The Ballroom is set in 1911 in Sharston Asylum on the edge of the Yorkshire Moors. The story is told by three characters: Ella, a young girl who has been sent to the asylum for a momentary act of defiance in the factory where she works: John from Ireland suffers from “melancholia” because of a tragic loss; and Charles, a mediocre doctor in the asylum who espouses the new practice of eugenics.

In the early 1900s (and probably before) trifling acts could send people to asylums. In Ella’s case, she has worked from childhood in a factory. One day she throws a rock at a high up window so she can have some air and see the sky and, for that, is considered worthy of incarceration in an asylum. John’s wife and baby have died and he is frozen with grief. Charles has been a student at medical school at the behest of his controlling father, but he would rather be playing his violin. He is hired to organize an orchestra which plays at the Friday night dances for the inmates in the ballroom. The dance participants are by selection so they must behave in order to be allowed to attend.

The book is set at the end of an era where the Irish were considered to be less than human, factories were almost Dickensian in their attitudes towards their workers, the practice of eugenics was considered to be a sensible way of weeding out the less fortunate, homosexuality was not acknowledged (Charles certainly shows hints of it, but never admits it). People who refuse to eat are force fed, which is torture for them. There are hints that a war is coming, which will bring many changes to society.

I enjoyed this book although I often found myself angry at the injustices perpetrated on Ella, John and Clem, a young friend of Ella’s who is treated abominably by her family and the asylum. The superior attitudes of the English towards the Irish is horrifying and the conditions in which they lived and worked are appalling.

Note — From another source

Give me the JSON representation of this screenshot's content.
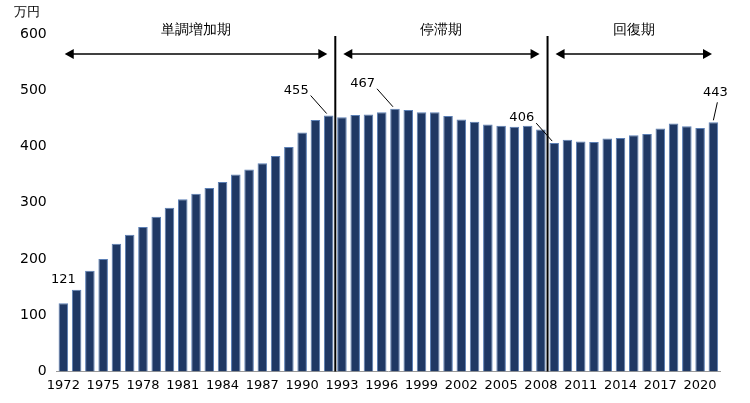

The author’s first book, Wake, was set in the 1920s and followed the lives of three women whose futures were affected by their losses in World War I.

In an afterward, the author talks about her great-great-grandfather, an Irishman who was a patient in a similar asylum in 1909, the inspiration for the book. It would be interesting to hear her talk about the effect this might have had on her family and the research process.